Tra i Paesi vincitori della Seconda guerra mondiale, gli Stati Uniti d’America ebbero un ruolo certamente preminente nella riorganizzazione del nuovo ordine internazionale, rispetto ai Paesi cosiddetti “alleati” che conobbero l’occupazione nazista e la devastazione. Oggi l’America, secondo alcuni politologi, è “un impero nascosto”, nel senso che, “pur non mostrandosi come tale, è per sua natura imperialista sul piano politico ed economico”. Parte da questa premessa l’analisi geopolitica di p. Giovanni Sale, scrittore de La Civiltà Cattolica, nel numero 4.188 della rivista in uscita sabato ma, come di consueto, anticipato al Sir.

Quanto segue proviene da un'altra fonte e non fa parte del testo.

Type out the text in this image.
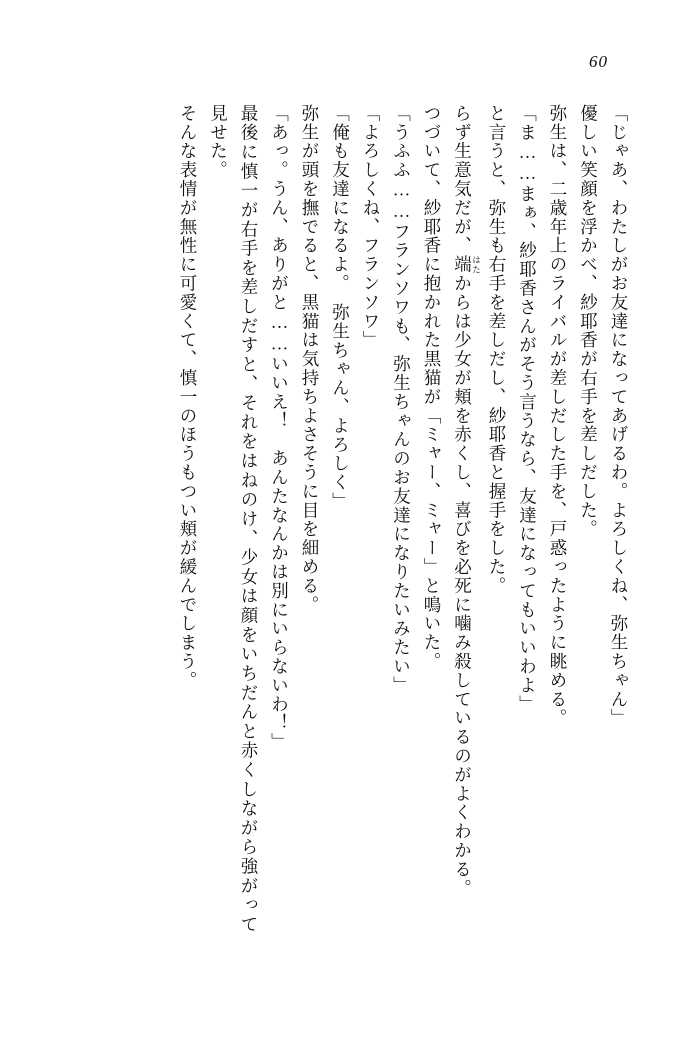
60

「じゃあ、わたしがお友達になってあげるわ。よろしくね、弥生ちゃん」

優しい笑顔を浮かべ、紗耶香が右手を差しだした。

弥生は、二歳年上のライバルが差しだした手を、戸惑ったように眺める。

「ま……まぁ、紗耶香さんがそう言うなら、友達になってもいいわよ」

と言うと、弥生も右手を差しだし、紗耶香と握手をした。

らず生意気だが、端 はたからは少女が頬を赤くし、喜びを必死に噛み殺しているのがよくわかる。

つづいて、紗耶香に抱かれた黒猫が「ミャー、ミャー」と鳴いた。

「うふふ……フランソワも、弥生ちゃんのお友達になりたいみたい」

「よろしくね、フランソワ」

「俺も友達になるよ。　弥生ちゃん、よろしく」

弥生が頭を撫でると、黒猫は気持ちよさそうに目を細める。

「あっ。うん、ありがと……いいえ！　あんたなんかは別にいらないわ！」

最後に慎一が右手を差しだすと、それをはねのけ、少女は顔をいちだんと赤くしながら強がって見せた。

そんな表情が無性に可愛くて、慎一のほうもつい頬が緩んでしまう。
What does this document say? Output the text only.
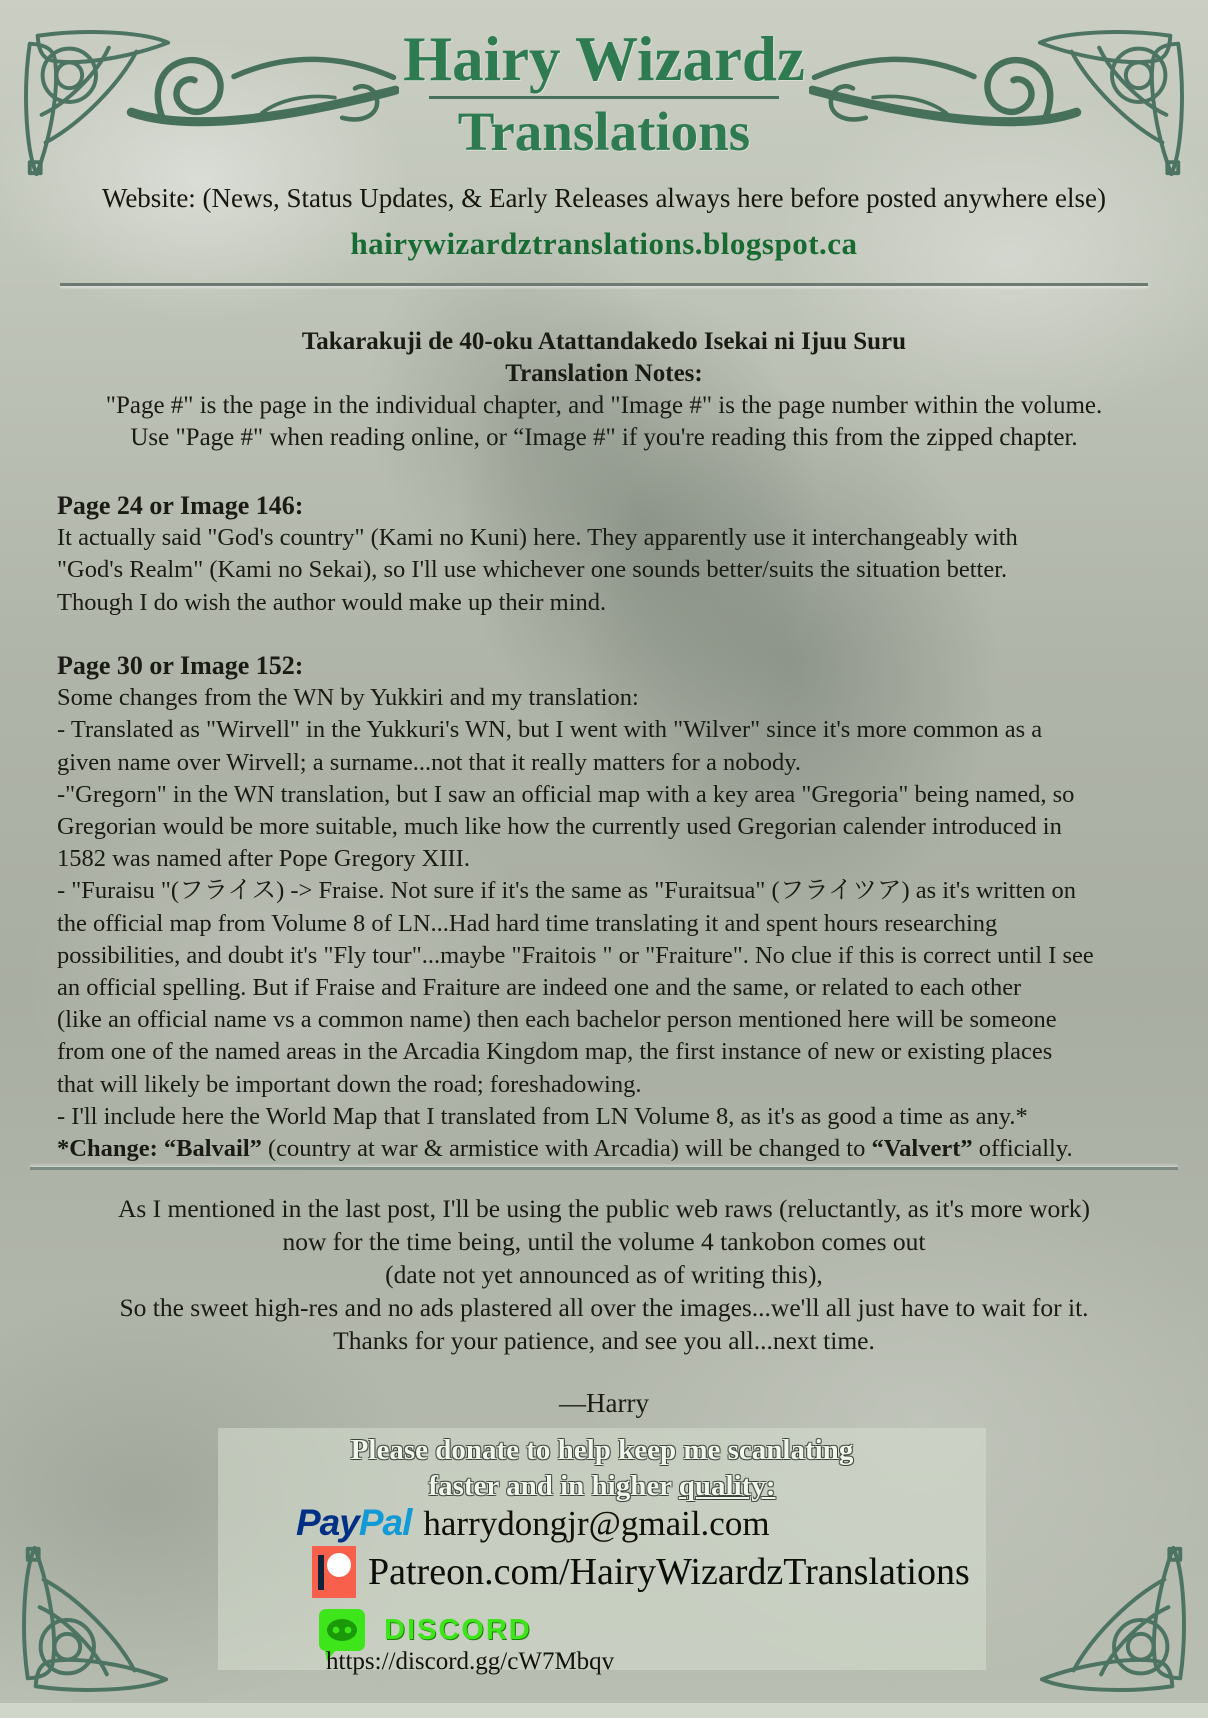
Hairy Wizardz
Translations
Website: (News, Status Updates, & Early Releases always here before posted anywhere else)
hairywizardztranslations.blogspot.ca
Takarakuji de 40-oku Atattandakedo Isekai ni Ijuu Suru
Translation Notes:
"Page #" is the page in the individual chapter, and "Image #" is the page number within the volume.
Use "Page #" when reading online, or “Image #" if you're reading this from the zipped chapter.
Page 24 or Image 146:
It actually said "God's country" (Kami no Kuni) here. They apparently use it interchangeably with
"God's Realm" (Kami no Sekai), so I'll use whichever one sounds better/suits the situation better.
Though I do wish the author would make up their mind.
Page 30 or Image 152:
Some changes from the WN by Yukkiri and my translation:
- Translated as "Wirvell" in the Yukkuri's WN, but I went with "Wilver" since it's more common as a
given name over Wirvell; a surname...not that it really matters for a nobody.
-"Gregorn" in the WN translation, but I saw an official map with a key area "Gregoria" being named, so
Gregorian would be more suitable, much like how the currently used Gregorian calender introduced in
1582 was named after Pope Gregory XIII.
- "Furaisu "(フライス) -> Fraise. Not sure if it's the same as "Furaitsua" (フライツア) as it's written on
the official map from Volume 8 of LN...Had hard time translating it and spent hours researching
possibilities, and doubt it's "Fly tour"...maybe "Fraitois " or "Fraiture". No clue if this is correct until I see
an official spelling. But if Fraise and Fraiture are indeed one and the same, or related to each other
(like an official name vs a common name) then each bachelor person mentioned here will be someone
from one of the named areas in the Arcadia Kingdom map, the first instance of new or existing places
that will likely be important down the road; foreshadowing.
- I'll include here the World Map that I translated from LN Volume 8, as it's as good a time as any.*
*Change: “Balvail” (country at war & armistice with Arcadia) will be changed to “Valvert” officially.
As I mentioned in the last post, I'll be using the public web raws (reluctantly, as it's more work)
now for the time being, until the volume 4 tankobon comes out
(date not yet announced as of writing this),
So the sweet high-res and no ads plastered all over the images...we'll all just have to wait for it.
Thanks for your patience, and see you all...next time.
—Harry
Please donate to help keep me scanlating
faster and in higher quality:
Pay Pal harrydongjr@gmail.com
Patreon.com/HairyWizardzTranslations
DISCORD
https://discord.gg/cW7Mbqv
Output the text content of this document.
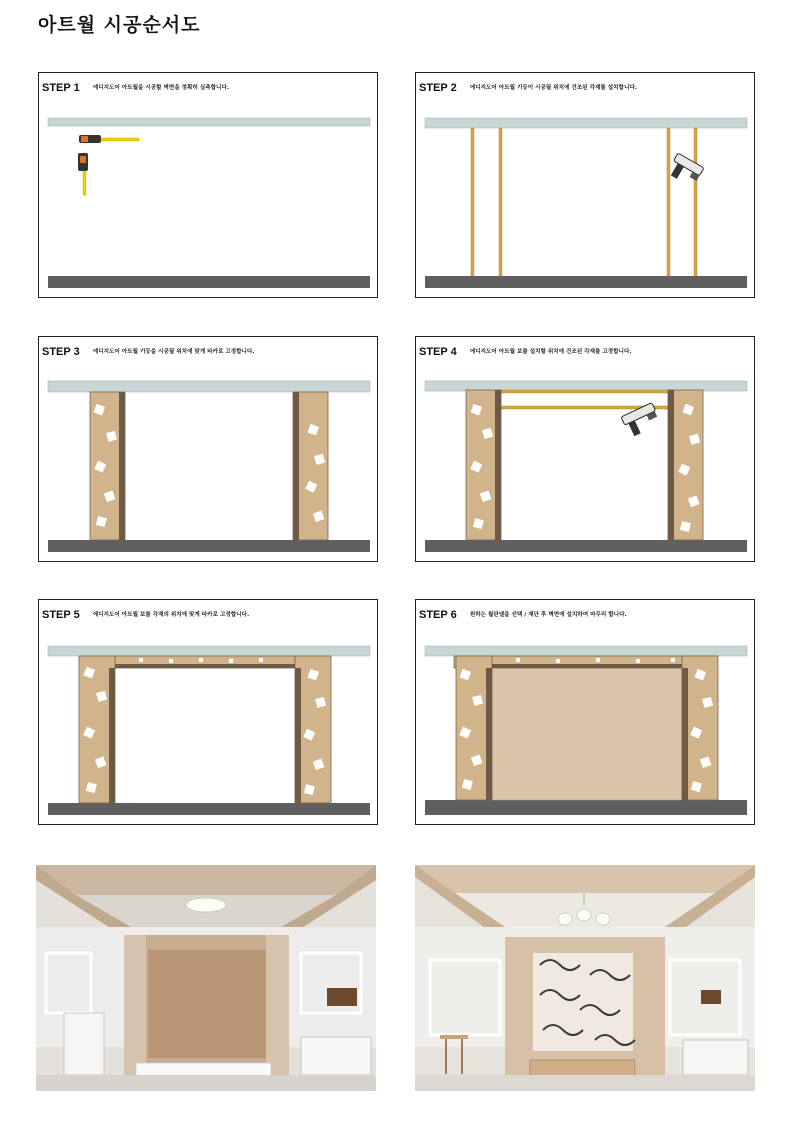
아트월 시공순서도
STEP 1 에디지도어 아트월을 시공할 벽면을 정확히 실측합니다.	STEP 2 에디지도어 아트월 기둥이 시공될 위치에 건조된 각재를 설치합니다.
STEP 3 에디지도어 아트월 기둥을 시공될 위치에 맞게 타카로 고정합니다.	STEP 4 에디지도어 아트월 보를 설치할 위치에 건조된 각재를 고정합니다.
STEP 5 에디지도어 아트월 보를 각재의 위치에 맞게 타카로 고정합니다.	STEP 6 원하는 월판넬을 선택 / 재단 후 벽면에 설치하여 마무리 합니다.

L’architettura imperiale statunitense, secondo il politologo Lucio Caracciolo citato dal gesuita, verte sul principio che non vi è “letteralmente centimetro quadrato in terra e in mare che possa lasciare l’America indifferente”. Dopo la Seconda guerra mondiale, prosegue Sale, questo impero “si è strutturato in forma marittima: il planisfero è stato diviso in sette spicchi, ognuno dei quali è presidiato da sette flotte della US Navy”. Il punto centrale è, allora, “controllare direttamente o indirettamente i cosiddetti ‘colli di bottiglia’, che regolano i traffici da cui passano i nove decimi delle merci, oltre ai cavi internet, gasdotti, oleodotti e altro”. In questo scenario, secondo il gesuita, “l’informalità dell’impero consente agli Usa un grado notevole di flessibilità tattica nel muoversi nello scacchiere geopolitico internazionale. Da qui il sistema delle alleanze o di più larghe intese che disegna la sfera di influenza americana”. In questa struttura, “spiccano due nuclei centrali: il primo, l’anglosfera, centrato sull’accordo dei cinque occhi (americano, inglese, canadese, neozelandese e australiano); il secondo costituito dai Paesi che formano il Patto Atlantico, arrivati oggi a 32.
Di qui, in estrema sintesi, la conclusione di Sale: “Sarà, ma solo in parte, il nuovo presidente degli Usa a determinare se vorrà governare una Confederazione di Stati o un impero ‘oceanico'”.